Our recent studies revealed that blocking class I/II histone deacetylases (HDACs) inhibits renal interstitial fibroblast activation and proliferation and alleviates development of renal fibrosis. However, the effect of class III HDAC, particularly sirtuin 1 and 2 (SIRT1 and SIRT2), inhibition on renal fibrogenesis remains elusive. Here, we demonstrate that both SIRT1 and SIRT2 were expressed in cultured renal interstitial fibroblasts (NRK-49F). Exposure of NRK-49F to sirtinol, a selective inhibitor of SIRT1/2, or EX527 (6-chloro-2,3,4,9-tetrahydro-1H-carbazole-1-carboxamide), an inhibitor for SIRT1, resulted in reduced expression of fibroblast activation markers (α-smooth muscle actin, fibronectin, and collagen I) as well as proliferation markers (proliferating cell nuclear antigen, cyclin D1, cyclin E) in dose- and time-dependent manners. Treatment with a SIRT2 inhibitor, AGK2 (2-cyano-3-[5-(2,5-dichlorophenyl)-2-furanyl]-N-5-quinolinyl-2-propenamide), also dose- and time-dependently inhibited renal fibroblast activation and, to a lesser extent, cell proliferation. Furthermore, silencing of either SIRT1 or SIRT2 by small interfering RNA exhibited similar inhibitory effects. In a mouse model of obstructive nephropathy, administration of sirtinol attenuated deposition of collagen fibrils as well as reduced expression of α-smooth muscle actin, collagen I, and fibronectin in the injured kidney. SIRT1/2 inhibition-mediated antifibrotic effects are associated with dephosphorylation of epidermal growth factor receptor (EGFR), platelet-derived growth factor receptor-β (PDGFRβ), and signal transducer and activator of transcription 3. Thus, SIRT1/2 activity may contribute to renal fibroblast activation and proliferation as well as renal fibrogenesis through activation of at least EGFR and PDGFRβ signaling. Blocking SIRT1/2 activation may have therapeutic potential for the treatment of chronic kidney disease.

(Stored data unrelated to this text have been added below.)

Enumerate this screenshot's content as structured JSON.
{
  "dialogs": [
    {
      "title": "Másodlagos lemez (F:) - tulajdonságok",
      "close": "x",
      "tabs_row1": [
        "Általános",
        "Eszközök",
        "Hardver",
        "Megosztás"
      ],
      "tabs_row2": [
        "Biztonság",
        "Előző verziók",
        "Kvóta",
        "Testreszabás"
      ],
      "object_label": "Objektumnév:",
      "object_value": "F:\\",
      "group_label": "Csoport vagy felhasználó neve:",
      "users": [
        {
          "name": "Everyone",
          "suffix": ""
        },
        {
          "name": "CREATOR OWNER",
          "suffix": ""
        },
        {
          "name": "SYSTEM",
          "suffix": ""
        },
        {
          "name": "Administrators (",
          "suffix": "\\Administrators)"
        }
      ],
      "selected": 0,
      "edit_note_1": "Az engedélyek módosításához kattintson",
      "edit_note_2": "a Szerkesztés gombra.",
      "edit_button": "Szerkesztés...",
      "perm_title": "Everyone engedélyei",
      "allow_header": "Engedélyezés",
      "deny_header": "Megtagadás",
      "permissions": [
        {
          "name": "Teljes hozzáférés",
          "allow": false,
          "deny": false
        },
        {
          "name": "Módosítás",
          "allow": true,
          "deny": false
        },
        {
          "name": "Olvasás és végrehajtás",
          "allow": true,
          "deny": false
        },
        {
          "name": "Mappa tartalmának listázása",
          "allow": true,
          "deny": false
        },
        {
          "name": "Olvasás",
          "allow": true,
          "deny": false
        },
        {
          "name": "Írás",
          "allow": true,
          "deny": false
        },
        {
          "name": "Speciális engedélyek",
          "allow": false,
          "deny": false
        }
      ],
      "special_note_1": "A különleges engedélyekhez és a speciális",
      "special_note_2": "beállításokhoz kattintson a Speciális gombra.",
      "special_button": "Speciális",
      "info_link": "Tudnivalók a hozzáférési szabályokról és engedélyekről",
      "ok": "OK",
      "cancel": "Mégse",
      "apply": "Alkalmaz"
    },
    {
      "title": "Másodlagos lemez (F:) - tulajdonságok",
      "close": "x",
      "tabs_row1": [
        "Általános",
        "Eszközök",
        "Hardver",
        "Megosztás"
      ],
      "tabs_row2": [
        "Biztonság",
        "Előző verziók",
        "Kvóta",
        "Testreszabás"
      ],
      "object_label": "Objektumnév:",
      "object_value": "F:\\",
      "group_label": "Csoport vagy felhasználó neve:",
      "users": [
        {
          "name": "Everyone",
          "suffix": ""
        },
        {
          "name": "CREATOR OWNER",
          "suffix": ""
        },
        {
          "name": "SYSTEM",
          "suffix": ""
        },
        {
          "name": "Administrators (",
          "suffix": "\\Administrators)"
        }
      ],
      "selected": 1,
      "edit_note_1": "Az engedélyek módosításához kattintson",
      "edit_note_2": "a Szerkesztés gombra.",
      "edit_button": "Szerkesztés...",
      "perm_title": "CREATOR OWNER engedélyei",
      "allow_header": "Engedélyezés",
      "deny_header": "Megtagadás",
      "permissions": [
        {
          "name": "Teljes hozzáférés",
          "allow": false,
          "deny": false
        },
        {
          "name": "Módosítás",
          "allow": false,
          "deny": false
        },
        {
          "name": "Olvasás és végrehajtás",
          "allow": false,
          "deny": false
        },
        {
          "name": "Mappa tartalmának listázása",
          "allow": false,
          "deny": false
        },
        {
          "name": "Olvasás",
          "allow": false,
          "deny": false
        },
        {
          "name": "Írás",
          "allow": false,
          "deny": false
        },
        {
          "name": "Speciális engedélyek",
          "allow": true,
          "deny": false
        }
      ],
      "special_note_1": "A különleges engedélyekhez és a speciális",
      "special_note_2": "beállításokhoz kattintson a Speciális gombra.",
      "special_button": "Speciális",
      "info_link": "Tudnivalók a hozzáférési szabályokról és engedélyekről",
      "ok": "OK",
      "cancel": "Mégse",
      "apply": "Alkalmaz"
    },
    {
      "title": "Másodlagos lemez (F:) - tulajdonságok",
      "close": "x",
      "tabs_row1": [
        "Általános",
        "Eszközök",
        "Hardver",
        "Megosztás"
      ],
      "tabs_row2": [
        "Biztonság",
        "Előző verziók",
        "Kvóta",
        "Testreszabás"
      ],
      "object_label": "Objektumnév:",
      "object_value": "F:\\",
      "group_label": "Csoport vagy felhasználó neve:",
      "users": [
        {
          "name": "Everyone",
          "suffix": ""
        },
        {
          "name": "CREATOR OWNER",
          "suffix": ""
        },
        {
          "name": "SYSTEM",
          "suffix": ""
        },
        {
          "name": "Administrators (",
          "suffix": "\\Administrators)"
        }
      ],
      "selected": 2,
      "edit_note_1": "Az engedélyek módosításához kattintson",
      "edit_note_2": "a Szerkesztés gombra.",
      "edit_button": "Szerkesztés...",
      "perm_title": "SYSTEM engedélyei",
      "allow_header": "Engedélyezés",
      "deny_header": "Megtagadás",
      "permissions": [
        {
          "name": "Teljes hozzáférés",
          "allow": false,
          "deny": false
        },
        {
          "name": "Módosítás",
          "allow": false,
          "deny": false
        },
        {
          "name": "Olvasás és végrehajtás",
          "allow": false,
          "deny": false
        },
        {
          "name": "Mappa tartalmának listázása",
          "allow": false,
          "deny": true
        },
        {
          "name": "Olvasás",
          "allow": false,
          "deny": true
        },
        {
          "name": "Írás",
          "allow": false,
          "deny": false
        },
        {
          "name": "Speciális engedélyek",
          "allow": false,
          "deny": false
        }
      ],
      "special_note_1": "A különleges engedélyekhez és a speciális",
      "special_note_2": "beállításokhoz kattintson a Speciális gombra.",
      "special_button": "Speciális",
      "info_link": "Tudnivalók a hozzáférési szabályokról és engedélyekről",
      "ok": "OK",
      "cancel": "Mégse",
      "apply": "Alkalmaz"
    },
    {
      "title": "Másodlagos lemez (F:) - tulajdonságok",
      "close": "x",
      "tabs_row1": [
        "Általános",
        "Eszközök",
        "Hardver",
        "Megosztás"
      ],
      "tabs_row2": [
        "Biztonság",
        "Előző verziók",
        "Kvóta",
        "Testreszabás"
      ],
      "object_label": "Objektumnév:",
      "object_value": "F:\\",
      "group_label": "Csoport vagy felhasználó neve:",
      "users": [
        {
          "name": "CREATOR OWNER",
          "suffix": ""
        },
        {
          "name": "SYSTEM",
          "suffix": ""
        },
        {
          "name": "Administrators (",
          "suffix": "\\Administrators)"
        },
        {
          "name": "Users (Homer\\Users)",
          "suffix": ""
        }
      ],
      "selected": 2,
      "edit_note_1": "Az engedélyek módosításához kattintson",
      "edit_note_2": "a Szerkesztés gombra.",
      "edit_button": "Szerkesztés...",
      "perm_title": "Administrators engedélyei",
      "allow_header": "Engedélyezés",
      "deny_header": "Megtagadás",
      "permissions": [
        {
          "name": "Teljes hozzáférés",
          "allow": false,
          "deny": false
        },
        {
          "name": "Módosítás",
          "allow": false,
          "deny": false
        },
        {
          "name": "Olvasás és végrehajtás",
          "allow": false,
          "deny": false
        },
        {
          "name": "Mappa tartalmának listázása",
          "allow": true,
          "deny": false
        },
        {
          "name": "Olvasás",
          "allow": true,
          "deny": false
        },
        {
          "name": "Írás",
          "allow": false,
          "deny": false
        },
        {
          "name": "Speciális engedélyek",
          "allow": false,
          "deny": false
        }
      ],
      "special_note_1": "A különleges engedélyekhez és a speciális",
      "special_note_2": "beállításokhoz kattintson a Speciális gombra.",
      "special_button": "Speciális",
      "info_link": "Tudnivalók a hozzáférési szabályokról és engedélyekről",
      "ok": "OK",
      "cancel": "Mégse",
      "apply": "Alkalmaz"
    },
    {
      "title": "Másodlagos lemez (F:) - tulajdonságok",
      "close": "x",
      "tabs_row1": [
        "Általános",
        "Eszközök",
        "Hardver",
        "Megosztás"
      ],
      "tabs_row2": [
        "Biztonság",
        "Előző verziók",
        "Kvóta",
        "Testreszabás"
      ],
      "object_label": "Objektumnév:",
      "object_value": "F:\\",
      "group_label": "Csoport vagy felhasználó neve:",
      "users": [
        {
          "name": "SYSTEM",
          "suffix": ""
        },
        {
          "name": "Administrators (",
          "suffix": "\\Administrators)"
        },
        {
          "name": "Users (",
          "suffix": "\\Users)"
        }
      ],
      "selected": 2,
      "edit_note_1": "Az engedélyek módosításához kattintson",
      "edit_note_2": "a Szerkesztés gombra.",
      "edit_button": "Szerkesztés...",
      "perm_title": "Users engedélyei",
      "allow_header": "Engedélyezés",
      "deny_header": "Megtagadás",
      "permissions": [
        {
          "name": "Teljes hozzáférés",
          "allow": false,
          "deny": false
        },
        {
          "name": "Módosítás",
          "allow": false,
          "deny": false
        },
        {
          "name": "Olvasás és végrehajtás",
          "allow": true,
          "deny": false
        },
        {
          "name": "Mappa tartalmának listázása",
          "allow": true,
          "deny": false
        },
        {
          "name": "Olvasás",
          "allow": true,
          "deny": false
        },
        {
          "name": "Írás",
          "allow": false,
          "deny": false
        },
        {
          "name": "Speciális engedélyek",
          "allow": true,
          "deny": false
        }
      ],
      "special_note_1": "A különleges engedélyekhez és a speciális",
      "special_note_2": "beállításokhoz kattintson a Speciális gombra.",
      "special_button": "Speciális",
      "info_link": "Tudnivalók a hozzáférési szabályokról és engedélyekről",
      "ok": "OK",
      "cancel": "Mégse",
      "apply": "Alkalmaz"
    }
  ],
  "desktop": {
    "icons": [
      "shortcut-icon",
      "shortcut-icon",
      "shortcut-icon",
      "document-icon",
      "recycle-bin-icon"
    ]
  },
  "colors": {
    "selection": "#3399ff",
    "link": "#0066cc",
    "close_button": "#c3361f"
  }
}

我们最近的研究表明,阻断 I 类/II 类组蛋白去乙酰化酶(HDACs)可抑制肾间质成纤维细胞的激活和增殖,减轻肾纤维化的发展。然而,III 类 HDAC,特别是 SIRT1 和 SIRT2(SIRT1 和 SIRT2)的抑制作用对肾纤维化的影响仍不清楚。在这里,我们证明 SIRT1 和 SIRT2 均在培养的肾间质成纤维细胞(NRK-49F)中表达。NRK-49F 暴露于 SIRT1/2 的选择性抑制剂 sirtinol 或 SIRT1 的抑制剂 EX527(6-氯-2,3,4,9-四氢-1H-咔唑-1-甲酰胺)会导致成纤维细胞激活标志物(α-平滑肌肌动蛋白、纤维连接蛋白和 I 型胶原)的表达以及增殖标志物(增殖细胞核抗原、细胞周期蛋白 D1、细胞周期蛋白 E)的表达呈剂量和时间依赖性降低。用 SIRT2 抑制剂 AGK2(2-氰基-3-[5-(2,5-二氯苯基)-2-呋喃基]-N-5-喹啉基-2-丙烯酰胺)处理也剂量和时间依赖性地抑制肾成纤维细胞的激活,并且在较小程度上抑制细胞增殖。此外,用小干扰 RNA 沉默 SIRT1 或 SIRT2 也表现出类似的抑制作用。在梗阻性肾病的小鼠模型中,sirtinol 的给药减轻了胶原蛋白纤维的沉积,并减少了损伤肾脏中 α-平滑肌肌动蛋白、I 型胶原和纤维连接蛋白的表达。SIRT1/2 抑制介导的抗纤维化作用与表皮生长因子受体(EGFR)、血小板衍生生长因子受体-β(PDGFRβ)和信号转导和转录激活因子 3 的去磷酸化有关。因此,SIRT1/2 活性可能通过激活至少 EGFR 和 PDGFRβ 信号通路促进肾成纤维细胞的激活和增殖以及肾纤维化的发生。阻断 SIRT1/2 激活可能具有治疗慢性肾脏病的治疗潜力。